The main lesson for researchers in Study 2 was acknowledging the heterogeneity of the target population:
“If you have a group of Latinas living in Denver, in terms of acculturation and nationality there is a lot of diversity. I think the main lesson is that with tailoring you have to be extremely flexible. We incorporated family night because of our pilot study participant feedback, but there were some women who said, ‘I don’t care what my family thinks, I’d rather have an evening where they stay at home and I can just enjoy my time with the other women here.’ In terms of language and bilingualism, we have monolingual Spanish speakers, monolingual English speakers, and people who are bilingual. I think the lesson is to not make narrow stereotyped assumptions because there is so much diversity in each ethnic group” (Study 2).
For researchers of Study 3, the culturally sensitive process “is laborious and time consuming.” Additionally, in retrospective Study 3 researchers would have oversampled racial and ethnic minorities in order to “do some better comparisons across race and ethnicity.”
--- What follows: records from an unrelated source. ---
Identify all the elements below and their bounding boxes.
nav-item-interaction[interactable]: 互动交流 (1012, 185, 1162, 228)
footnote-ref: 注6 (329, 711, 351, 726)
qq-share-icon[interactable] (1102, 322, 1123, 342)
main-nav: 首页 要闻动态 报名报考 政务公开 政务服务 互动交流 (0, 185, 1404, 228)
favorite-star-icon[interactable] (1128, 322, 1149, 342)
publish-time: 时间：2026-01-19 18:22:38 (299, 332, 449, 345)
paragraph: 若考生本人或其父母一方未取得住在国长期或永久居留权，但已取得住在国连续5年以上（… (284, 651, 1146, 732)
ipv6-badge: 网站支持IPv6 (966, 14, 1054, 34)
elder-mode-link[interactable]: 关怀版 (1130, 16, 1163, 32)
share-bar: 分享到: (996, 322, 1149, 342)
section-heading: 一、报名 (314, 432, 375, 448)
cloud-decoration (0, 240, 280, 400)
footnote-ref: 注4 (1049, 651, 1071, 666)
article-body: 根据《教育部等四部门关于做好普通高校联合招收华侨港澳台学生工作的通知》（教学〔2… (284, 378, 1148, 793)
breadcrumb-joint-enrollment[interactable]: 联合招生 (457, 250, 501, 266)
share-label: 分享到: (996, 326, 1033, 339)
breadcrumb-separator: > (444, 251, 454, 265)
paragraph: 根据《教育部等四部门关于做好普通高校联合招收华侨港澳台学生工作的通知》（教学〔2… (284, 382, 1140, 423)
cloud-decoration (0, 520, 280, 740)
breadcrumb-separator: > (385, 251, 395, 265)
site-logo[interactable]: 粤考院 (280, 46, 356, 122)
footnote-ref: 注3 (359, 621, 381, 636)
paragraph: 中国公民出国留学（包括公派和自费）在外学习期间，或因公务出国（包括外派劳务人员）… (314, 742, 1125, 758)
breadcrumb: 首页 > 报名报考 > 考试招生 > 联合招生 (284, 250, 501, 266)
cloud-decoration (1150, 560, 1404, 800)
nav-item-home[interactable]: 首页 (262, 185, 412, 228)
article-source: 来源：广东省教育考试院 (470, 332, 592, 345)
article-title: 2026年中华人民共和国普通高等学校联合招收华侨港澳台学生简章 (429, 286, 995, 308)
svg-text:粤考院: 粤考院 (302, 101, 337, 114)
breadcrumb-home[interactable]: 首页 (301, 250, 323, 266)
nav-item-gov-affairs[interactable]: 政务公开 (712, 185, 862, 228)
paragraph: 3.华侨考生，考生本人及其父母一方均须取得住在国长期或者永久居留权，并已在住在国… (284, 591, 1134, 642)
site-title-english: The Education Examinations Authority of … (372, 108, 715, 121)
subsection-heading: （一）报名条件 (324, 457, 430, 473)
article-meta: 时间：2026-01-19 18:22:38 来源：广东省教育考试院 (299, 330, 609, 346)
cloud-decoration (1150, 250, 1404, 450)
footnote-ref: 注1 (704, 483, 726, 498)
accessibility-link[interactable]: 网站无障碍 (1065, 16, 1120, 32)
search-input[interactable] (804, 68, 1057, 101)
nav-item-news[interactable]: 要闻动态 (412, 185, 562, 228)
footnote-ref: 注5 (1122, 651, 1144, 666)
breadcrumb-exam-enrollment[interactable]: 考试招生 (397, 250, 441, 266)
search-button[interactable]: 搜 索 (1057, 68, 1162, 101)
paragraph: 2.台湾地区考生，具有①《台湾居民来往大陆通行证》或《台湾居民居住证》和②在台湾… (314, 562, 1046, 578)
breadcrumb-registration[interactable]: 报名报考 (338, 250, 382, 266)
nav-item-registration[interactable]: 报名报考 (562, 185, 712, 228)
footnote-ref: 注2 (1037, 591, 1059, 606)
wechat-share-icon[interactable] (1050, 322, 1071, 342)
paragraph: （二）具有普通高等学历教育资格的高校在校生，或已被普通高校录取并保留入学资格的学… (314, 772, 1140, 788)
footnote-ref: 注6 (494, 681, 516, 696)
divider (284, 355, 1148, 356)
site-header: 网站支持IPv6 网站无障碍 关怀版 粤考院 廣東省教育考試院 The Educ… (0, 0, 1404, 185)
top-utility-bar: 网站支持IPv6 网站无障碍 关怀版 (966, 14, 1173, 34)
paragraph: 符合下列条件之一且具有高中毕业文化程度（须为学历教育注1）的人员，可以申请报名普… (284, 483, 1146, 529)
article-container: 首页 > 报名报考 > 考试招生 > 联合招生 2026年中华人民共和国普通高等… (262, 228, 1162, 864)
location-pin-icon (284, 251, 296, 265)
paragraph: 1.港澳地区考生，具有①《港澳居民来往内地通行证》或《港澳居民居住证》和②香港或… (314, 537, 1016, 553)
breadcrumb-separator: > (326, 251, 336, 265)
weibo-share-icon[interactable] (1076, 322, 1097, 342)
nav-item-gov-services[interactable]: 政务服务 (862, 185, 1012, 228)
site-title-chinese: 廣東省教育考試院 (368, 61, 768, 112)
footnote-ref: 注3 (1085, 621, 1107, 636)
The PI of Study 4 also emphasized the importance of an individually oriented tailoring process:
“We have to realize that our interventions don’t work very well with everyone. But I don’t think it has anything to do with tailoring. It has to do with the huge difficulty everyone has in changing their habits, food choices, given that we are living in an extremely unhealthy food environment. So when you think about behavior modification procedures, they are all about tailoring to begin with. In other words, the whole idea is teach general principles, but then help people apply those principles to their particular life situations, and that is true regardless of who they are. Participants want a helper who addresses their particular challenges, as opposed to just applying a one size fits all” (Study 4).